Cooperação ou competição?
John Logsdon, professor emérito de ciência política e assuntos internacionais do Instituto de Políticas Espaciais da Universidade George Washington, diz que agora é a hora de cooperar, ao invés de competir, em um esforço global renovado para a exploração lunar.
“A nave chinesa que irá explorar o lado distante da Lua é o próximo passo do programa há muito planejado de exploração lunar do país. Como os Estados Unidos planeja seu próprio esforço lunar, para mim não faz sentido excluir as realizações chinesas de uma abordagem integrada para aprender mais sobre a Lua”, diz Logsdon. "Em vez de encarar a Change`e-4 de forma competitiva e como uma ameaça à liderança dos EUA, talvez o novo Congresso permita que a Nasa trabalhe com a China e outros parceiros em um esforço de exploração global.” Em 2011, o Congresso promulgou uma lei proibindo a Nasa de realizar qualquer coordenação bilateral com a China.
De acordo com Marcia Smith, especialista em política espacial e editora do site SpacePolicyOnline.com, do ponto de vista da ciência, o interesse da China em estudar a Lua parece se encaixar com o interesse renovado da Nasa pela Lua.

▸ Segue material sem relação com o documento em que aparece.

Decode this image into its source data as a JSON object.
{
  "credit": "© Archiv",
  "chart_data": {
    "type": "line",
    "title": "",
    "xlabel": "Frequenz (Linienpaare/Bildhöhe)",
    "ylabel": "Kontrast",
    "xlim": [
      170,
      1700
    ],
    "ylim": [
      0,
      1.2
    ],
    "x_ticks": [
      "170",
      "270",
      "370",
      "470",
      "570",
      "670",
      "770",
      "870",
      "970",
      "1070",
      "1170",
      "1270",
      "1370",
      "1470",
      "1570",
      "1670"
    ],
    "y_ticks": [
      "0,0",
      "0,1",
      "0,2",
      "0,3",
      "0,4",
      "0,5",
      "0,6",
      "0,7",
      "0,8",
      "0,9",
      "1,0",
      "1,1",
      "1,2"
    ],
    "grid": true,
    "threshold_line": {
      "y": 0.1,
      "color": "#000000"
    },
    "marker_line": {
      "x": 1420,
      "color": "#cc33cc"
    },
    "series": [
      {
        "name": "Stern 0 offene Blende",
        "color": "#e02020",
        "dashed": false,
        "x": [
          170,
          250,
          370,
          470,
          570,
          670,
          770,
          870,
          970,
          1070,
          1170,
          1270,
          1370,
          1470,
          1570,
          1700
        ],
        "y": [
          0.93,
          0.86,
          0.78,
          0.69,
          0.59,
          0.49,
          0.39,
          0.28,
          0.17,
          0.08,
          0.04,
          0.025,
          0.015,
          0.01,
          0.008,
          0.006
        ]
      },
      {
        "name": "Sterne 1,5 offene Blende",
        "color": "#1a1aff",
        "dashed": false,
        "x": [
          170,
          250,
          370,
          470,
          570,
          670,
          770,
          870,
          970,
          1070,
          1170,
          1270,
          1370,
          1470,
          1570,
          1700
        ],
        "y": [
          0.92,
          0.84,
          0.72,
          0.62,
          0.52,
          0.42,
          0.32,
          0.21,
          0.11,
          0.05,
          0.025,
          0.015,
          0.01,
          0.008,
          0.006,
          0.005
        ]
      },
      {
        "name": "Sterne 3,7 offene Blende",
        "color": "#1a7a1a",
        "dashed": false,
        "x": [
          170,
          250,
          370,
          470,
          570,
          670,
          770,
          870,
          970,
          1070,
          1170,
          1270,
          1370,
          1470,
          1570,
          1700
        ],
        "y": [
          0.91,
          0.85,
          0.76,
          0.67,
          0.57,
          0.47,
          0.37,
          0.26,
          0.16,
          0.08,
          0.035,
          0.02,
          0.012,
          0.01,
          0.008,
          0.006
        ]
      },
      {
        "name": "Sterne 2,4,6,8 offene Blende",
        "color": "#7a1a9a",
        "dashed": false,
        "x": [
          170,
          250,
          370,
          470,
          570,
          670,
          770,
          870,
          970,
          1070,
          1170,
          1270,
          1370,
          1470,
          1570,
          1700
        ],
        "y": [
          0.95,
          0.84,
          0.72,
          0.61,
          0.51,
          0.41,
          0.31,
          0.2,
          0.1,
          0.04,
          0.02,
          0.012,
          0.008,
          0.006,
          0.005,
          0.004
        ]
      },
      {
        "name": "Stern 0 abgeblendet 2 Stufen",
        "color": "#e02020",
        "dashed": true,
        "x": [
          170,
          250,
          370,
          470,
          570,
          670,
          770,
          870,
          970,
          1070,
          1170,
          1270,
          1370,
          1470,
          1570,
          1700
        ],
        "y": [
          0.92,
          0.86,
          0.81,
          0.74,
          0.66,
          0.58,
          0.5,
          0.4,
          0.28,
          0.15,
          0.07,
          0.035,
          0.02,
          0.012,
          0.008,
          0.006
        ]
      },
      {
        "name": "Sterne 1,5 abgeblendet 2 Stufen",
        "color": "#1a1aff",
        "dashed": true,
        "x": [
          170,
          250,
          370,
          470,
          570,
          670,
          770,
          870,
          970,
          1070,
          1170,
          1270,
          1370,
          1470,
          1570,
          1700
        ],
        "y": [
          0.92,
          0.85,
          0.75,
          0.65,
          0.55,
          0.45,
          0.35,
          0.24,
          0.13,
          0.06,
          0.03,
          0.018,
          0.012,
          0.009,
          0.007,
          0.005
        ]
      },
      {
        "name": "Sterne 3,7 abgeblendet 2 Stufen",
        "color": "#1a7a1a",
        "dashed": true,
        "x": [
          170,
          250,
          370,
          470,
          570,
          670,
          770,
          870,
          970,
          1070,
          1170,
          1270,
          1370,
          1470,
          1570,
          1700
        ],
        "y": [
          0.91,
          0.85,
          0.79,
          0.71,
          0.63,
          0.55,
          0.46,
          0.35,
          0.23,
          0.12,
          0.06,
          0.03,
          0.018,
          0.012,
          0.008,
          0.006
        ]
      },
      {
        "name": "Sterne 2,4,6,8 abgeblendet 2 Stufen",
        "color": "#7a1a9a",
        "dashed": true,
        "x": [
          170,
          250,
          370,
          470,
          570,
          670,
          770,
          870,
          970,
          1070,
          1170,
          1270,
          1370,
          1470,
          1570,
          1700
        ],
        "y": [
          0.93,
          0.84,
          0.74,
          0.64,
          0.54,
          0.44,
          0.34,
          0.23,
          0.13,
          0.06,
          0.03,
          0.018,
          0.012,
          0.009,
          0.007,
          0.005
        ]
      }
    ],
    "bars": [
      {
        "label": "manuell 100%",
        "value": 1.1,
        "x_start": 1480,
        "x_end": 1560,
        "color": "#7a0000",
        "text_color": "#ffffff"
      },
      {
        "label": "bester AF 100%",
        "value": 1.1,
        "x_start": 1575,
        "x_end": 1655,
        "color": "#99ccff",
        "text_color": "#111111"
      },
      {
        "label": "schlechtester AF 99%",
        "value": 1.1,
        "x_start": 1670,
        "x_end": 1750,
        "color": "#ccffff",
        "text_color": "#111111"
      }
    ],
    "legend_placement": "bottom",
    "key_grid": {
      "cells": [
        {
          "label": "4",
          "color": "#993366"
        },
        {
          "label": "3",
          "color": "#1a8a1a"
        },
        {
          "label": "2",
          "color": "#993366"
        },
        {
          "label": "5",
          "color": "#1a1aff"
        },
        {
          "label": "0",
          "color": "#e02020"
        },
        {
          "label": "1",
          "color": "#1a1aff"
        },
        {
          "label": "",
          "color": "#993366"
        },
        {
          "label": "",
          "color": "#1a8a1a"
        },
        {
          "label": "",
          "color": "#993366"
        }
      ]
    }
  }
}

A Chang`e-4 envolve vários parceiros internacionais na missão: Holanda, Alemanha, Suécia e Arábia Saudita, observa ela. A Nasa também está buscando parceiros para seu programa lunar, mas deve excluir a China como resultado das proibições legais do Congresso.
Geopolítica Lunar
“É preciso admitir que a situação geopolítica com a China é delicada, mas o mesmo acontece com a Rússia e mesmo assim a Nasa e a Rússia têm uma extensa cooperação espacial que é anunciada como exceção no relacionamento tenso em outras frentes”, afirma Smith. Se a Nasa é autorizada a cooperar com a Rússia para alcançar objetivos civis comuns, por que não pode fazer o mesmo em relação à China?
“A Nasa está ansiosa para colocar retroreflectores de laser em qualquer espaçonave que pouse na Lua", diz Smith. “Talvez adicionar um a Chang`e-5 possa ser um primeiro passo.” A proibição do Congresso não está completa, observa ela. A linguagem do ato não limita completamente a cooperação bilateral. Em vez disso, determina que o Congresso deve pré-aprovar qualquer projeto que a Nasa desenvolva com a China. “Então, o acordo poderia encorajar a Nasa a dar um primeiro passo, como com os retrorreflectores ou algum outro pequeno projeto científico, e ver o que acontece.”